Fiyatlarda görülen dalgalanmalar yanında tüketici özellikle yurt dışına ihraç edilen tarım ürünlerde görülen pestisit kalıntısı haberleri yurt içi piyasalarda fiyat düşmesi durumunda aynı ürünlerin iç pazara verildiği düşüncesiyle bu riskler olmasa da tüketici de bu tedirginliği yaşamaktadır.

Tarım fuarlarında görülen tarımda kullanılan ileri teknoloji kullanılarak üretilmiş traktörler ve ekipmanları artık günümüzde tarımsal üretimde yeni model üretim sistemlerinin geliştirilmesini zorunlu kılmaktadır. Tarımda daha güçlü traktör ve ekipmanların kullanılacağı büyük işletmelerin gerektiği bilinmektedir. Ancak ülkemizde ortalama işletme büyüklüğü işletme başına düşen 56 dekarlık ortalama arazi miktarı istenilen büyüklüğe ulaşamamıştır, bu nedenle işletme büyüklüğünü artırıcı teşvikler uygulanmalıdır.

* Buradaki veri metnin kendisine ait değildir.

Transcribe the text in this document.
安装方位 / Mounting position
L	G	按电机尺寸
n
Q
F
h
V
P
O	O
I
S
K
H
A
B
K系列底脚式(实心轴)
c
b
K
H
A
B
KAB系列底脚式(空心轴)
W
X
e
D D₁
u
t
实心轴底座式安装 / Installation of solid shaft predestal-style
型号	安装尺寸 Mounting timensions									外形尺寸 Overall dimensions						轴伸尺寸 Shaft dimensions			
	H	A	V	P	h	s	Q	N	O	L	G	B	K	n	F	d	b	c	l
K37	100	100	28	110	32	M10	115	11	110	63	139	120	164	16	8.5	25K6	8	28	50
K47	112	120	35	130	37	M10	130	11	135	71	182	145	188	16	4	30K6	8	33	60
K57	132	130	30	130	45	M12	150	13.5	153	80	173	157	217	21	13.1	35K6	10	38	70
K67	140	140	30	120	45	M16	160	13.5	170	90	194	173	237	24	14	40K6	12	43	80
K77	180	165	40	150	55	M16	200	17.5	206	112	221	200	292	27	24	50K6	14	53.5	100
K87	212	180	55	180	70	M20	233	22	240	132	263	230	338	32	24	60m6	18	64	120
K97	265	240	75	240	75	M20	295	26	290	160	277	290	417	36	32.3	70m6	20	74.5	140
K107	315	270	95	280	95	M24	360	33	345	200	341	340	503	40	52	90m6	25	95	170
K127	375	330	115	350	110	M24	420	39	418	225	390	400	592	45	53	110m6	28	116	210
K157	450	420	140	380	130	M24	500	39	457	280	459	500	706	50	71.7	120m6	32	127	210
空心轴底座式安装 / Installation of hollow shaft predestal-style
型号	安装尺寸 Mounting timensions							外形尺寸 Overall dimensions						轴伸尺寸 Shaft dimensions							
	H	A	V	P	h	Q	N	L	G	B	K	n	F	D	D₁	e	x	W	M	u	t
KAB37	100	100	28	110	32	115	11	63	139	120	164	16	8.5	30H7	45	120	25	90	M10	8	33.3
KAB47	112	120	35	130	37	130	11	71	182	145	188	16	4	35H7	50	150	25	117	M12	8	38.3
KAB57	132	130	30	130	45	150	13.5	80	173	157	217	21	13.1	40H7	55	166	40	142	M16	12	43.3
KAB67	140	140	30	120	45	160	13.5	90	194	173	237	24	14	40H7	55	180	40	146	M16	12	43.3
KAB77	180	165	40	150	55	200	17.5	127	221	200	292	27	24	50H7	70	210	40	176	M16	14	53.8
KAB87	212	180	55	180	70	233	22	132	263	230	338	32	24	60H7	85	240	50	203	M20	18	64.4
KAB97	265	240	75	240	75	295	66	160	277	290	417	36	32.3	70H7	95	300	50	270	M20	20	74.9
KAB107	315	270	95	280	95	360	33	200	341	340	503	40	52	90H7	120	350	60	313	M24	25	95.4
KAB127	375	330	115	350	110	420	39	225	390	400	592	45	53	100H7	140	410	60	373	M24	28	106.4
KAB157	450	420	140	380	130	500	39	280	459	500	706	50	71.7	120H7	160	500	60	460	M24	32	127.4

Bu nedenle küçük aile işletmelerini korumak amacıyla özel desteklerin verilmesi yanında arazi toplulaştırılması da hızlandırılmalıdır. Devlet eliyle yapılan arazi toplulaştırma yanında arazi ofisleri kurularak bu kanalla da arazi toplulaştırma işleri hızlandırılmalıdır. Tarım arazilerinin başka amaçlarla kullanımı önlenmeli, tarımda kullanılan arazi miktarı azaltılmamalıdır.

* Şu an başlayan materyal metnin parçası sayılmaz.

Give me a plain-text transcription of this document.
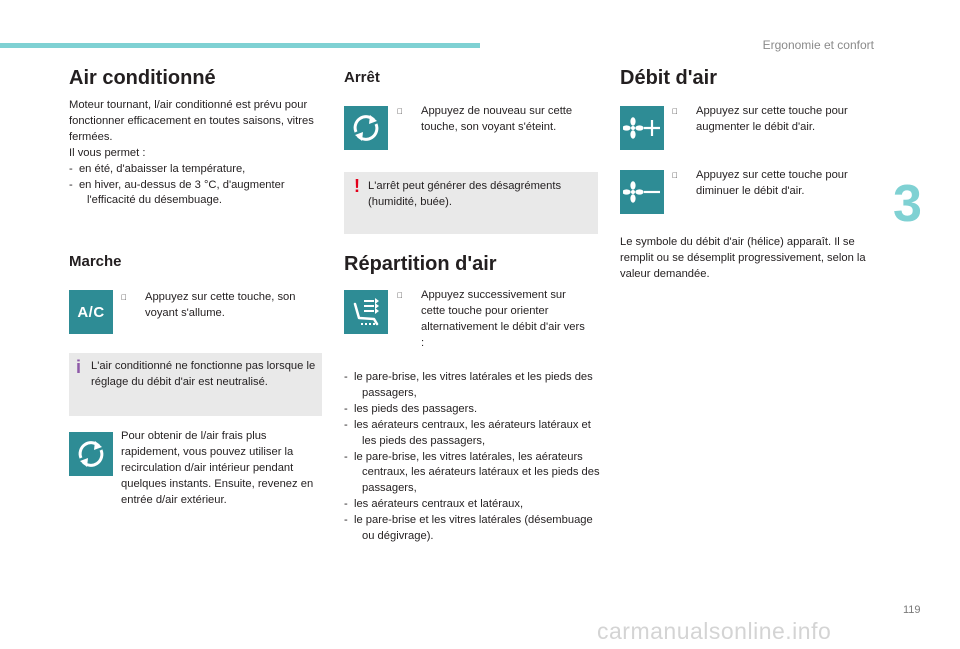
Ergonomie et confort
3
119
carmanualsonline.info
Air conditionné

Moteur tournant, l/air conditionné est prévu pour fonctionner efficacement en toutes saisons, vitres fermées.

Il vous permet :

-  en été, d'abaisser la température,
-  en hiver, au-dessus de 3 °C, d'augmenter l'efficacité du désembuage.
Marche
A/C
Appuyez sur cette touche, son voyant s'allume.
i L'air conditionné ne fonctionne pas lorsque le réglage du débit d'air est neutralisé.
Pour obtenir de l/air frais plus rapidement, vous pouvez utiliser la recirculation d/air intérieur pendant quelques instants. Ensuite, revenez en entrée d/air extérieur.
Arrêt
Appuyez de nouveau sur cette touche, son voyant s'éteint.
! L'arrêt peut générer des désagréments (humidité, buée).
Répartition d'air
Appuyez successivement sur cette touche pour orienter alternativement le débit d'air vers :
-  le pare-brise, les vitres latérales et les pieds des passagers,
-  les pieds des passagers.
-  les aérateurs centraux, les aérateurs latéraux et les pieds des passagers,
-  le pare-brise, les vitres latérales, les aérateurs centraux, les aérateurs latéraux et les pieds des passagers,
-  les aérateurs centraux et latéraux,
-  le pare-brise et les vitres latérales (désembuage ou dégivrage).
Débit d'air
Appuyez sur cette touche pour augmenter le débit d'air.
Appuyez sur cette touche pour diminuer le débit d'air.
Le symbole du débit d'air (hélice) apparaît. Il se remplit ou se désemplit progressivement, selon la valeur demandée.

İşletme büyüklüklerinde esas alınan kriterler Türkiye genelinde ölçeklendirme yerine bölge ve mikroklima alanları dikkate alınarak tekrar belirlenmelidir. Ayrıca medeni kanunda mirasla ilgili yeni düzenlemelere gidilmelidir. Mirasta arazi bölüşme yerine o günkü arazi bedeli bölüşme sistemi gibi yeni sistemler getirilerek araziler tarımla uğraşan belgeli kardeşe verilmeli, diğer kardeşlere bedeli ödenmelidir. Tarımsal faaliyetler, destekler ve tarıma verilecek krediler tarımsal uğraşıya göre belirli bir süre içerisinde alınacak belgelere bağlanılmalı, yani üretici belgelendirilmelidir.

 Bazı bölgelerde tarıma dayalı kooperatifleşme teşvik edilmelidir. Kooperatif yönetimlerinde bu işin tahsilini yapmış kişilerin olması kanunla zorunlu hale getirilerek kooperatiflerin sağlıklı yürütülmesi sağlanmalıdır.